Schupp Tobias, Thiele Holger, Rassaf Tienush, Mahabadi Amir Abbas, Lehmann Ralf, Eitel Ingo, Skurk Carsten, Clemmensen Peter, Hennersdorf Marcus, Voigt Ingo, Linke Axel, Tigges Eike, Nordbeck Peter, Jung Christian, Lauten Philipp, Feistritzer Hans-Josef, Buske Maria, Pöss Janine, Ouarrak Taoufik, Schneider Steffen, Behnes Michael, Duerschmied Daniel, Desch Steffen, Freund Anne, Zeymer Uwe, Akin Ibrahim
Department of Cardiology, Angiology, Hemostaseology and Medical Intensive Care, University Medical Center Mannheim, Medical Faculty Mannheim, Heidelberg University, Theodor-Kutzer-Ufer 1-3, 68167 Mannheim, Germany.
Heart Center Leipzig at Leipzig University and Leipzig Heart Science, Leipzig, Germany.
Eur Heart J Acute Cardiovasc Care. 2025 Feb 20;14(2):59-70. doi: 10.1093/ehjacc/zuae148.
The impact of systemic inflammation in acute myocardial infarction complicated by cardiogenic shock (AMI-CS) is still a matter of debate. The present ECLS-SHOCK sub-study investigates the association of C-reactive protein (CRP) levels with short-term outcomes in patients with AMI-CS.
Patients with AMI-CS enrolled in the multicentre, randomized ECLS-SHOCK trial between 2019 and 2022 were included. The prognostic impact of CRP levels on admission, as well as the effect of extracorporeal life support (ECLS), stratified by CRP levels, was tested with regard to the primary endpoint of 30-day all-cause mortality. In 371 patients with AMI-CS and available CRP level on baseline, the median CRP level was 18.0 mg/L. Patients with CRP levels in the highest tertile were older and less often resuscitated from cardiac arrest. The highest tertile (i.e. CRP >61.0 mg/L) was associated with an increased risk of 30-day all-cause mortality compared with patients with lower CRP levels (lowest tertile: ≤5.0 mg/L) [adjusted odds ratio: 3.54; 95% confidence interval (CI) 1.88-6.68; P = 0.001]. The use of ECLS did not reduce 30-day all-cause mortality, irrespective of CRP levels on admission. The additional inclusion of CRP to the IABP-SHOCK II score was associated with a slight improvement of the prediction of 30-days all-cause mortality (area under the curve: 0.74; 95% CI 0.68-0.79).

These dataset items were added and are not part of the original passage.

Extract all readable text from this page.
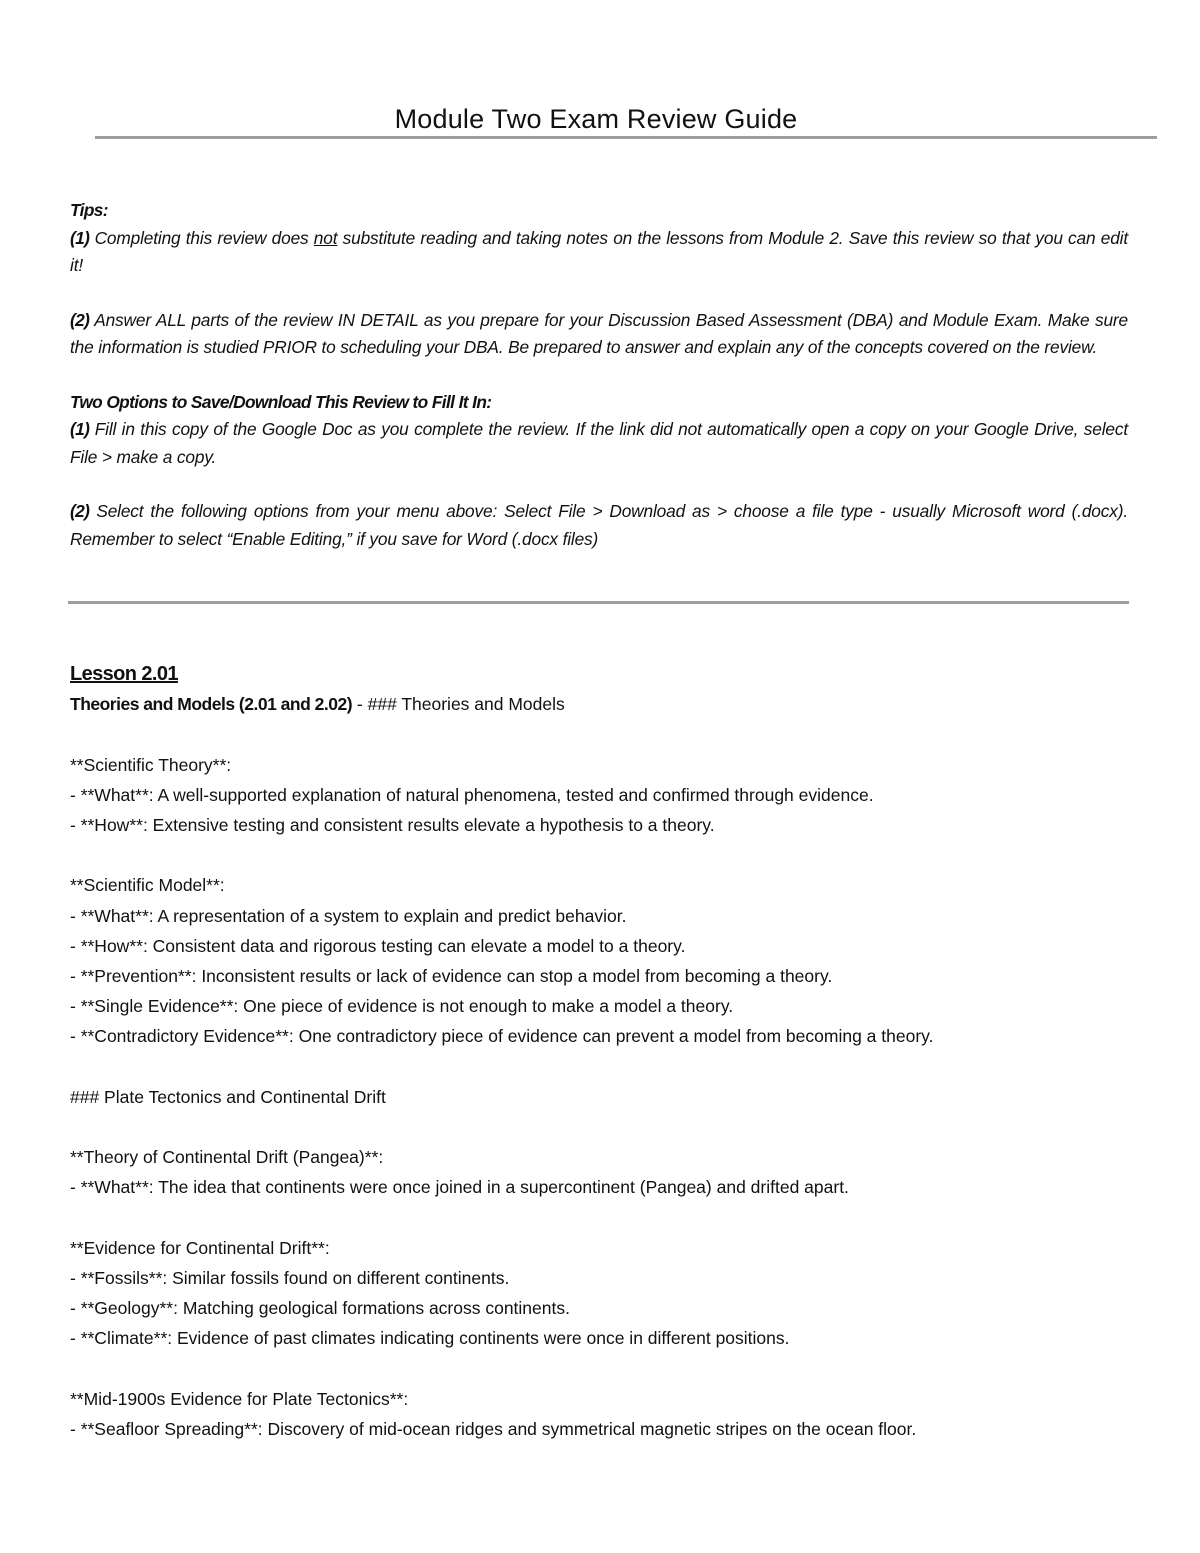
Module Two Exam Review Guide

Tips:

(1) Completing this review does not substitute reading and taking notes on the lessons from Module 2. Save this review so that you can edit it!

(2) Answer ALL parts of the review IN DETAIL as you prepare for your Discussion Based Assessment (DBA) and Module Exam. Make sure the information is studied PRIOR to scheduling your DBA. Be prepared to answer and explain any of the concepts covered on the review.

Two Options to Save/Download This Review to Fill It In:

(1) Fill in this copy of the Google Doc as you complete the review. If the link did not automatically open a copy on your Google Drive, select File > make a copy.

(2) Select the following options from your menu above: Select File > Download as > choose a file type - usually Microsoft word (.docx). Remember to select “Enable Editing,” if you save for Word (.docx files)

Lesson 2.01

Theories and Models (2.01 and 2.02) - ### Theories and Models

**Scientific Theory**:

- **What**: A well-supported explanation of natural phenomena, tested and confirmed through evidence.

- **How**: Extensive testing and consistent results elevate a hypothesis to a theory.

**Scientific Model**:

- **What**: A representation of a system to explain and predict behavior.

- **How**: Consistent data and rigorous testing can elevate a model to a theory.

- **Prevention**: Inconsistent results or lack of evidence can stop a model from becoming a theory.

- **Single Evidence**: One piece of evidence is not enough to make a model a theory.

- **Contradictory Evidence**: One contradictory piece of evidence can prevent a model from becoming a theory.

### Plate Tectonics and Continental Drift

**Theory of Continental Drift (Pangea)**:

- **What**: The idea that continents were once joined in a supercontinent (Pangea) and drifted apart.

**Evidence for Continental Drift**:

- **Fossils**: Similar fossils found on different continents.

- **Geology**: Matching geological formations across continents.

- **Climate**: Evidence of past climates indicating continents were once in different positions.

**Mid-1900s Evidence for Plate Tectonics**:

- **Seafloor Spreading**: Discovery of mid-ocean ridges and symmetrical magnetic stripes on the ocean floor.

Higher CRP levels were independently associated with the risk of 30-day all-cause mortality in AMI-CS. The additional inclusion of CRP to a validated CS risk score may further improve the prediction of short-term prognosis.
全身性炎症在急性心肌梗死合并心源性休克(AMI-CS)中的影响仍存在争议。目前的体外膜肺氧合-休克(ECLS-SHOCK)子研究调查了C反应蛋白(CRP)水平与AMI-CS患者短期预后的关联。
纳入2019年至2022年期间参与多中心随机ECLS-SHOCK试验的AMI-CS患者。以30天全因死亡率作为主要终点,测试了入院时CRP水平的预后影响以及按CRP水平分层的体外生命支持(ECLS)的效果。在371例基线时可获得CRP水平的AMI-CS患者中,CRP水平中位数为18.0mg/L。CRP水平处于最高三分位数的患者年龄较大,心脏骤停后复苏的频率较低。与CRP水平较低(最低三分位数:≤5.0mg/L)的患者相比,最高三分位数(即CRP>61.0mg/L)与30天全因死亡率风险增加相关[调整优势比:3.54;95%置信区间(CI)1.88-6.68;P=0.001]。无论入院时CRP水平如何,使用ECLS均未降低30天全因死亡率。将CRP纳入IABP-SHOCK II评分可使30天全因死亡率预测略有改善(曲线下面积:0.74;95%CI 0.68-0.79)。
较高的CRP水平与AMI-CS患者30天全因死亡率风险独立相关。将CRP纳入经过验证的CS风险评分可能会进一步改善短期预后的预测。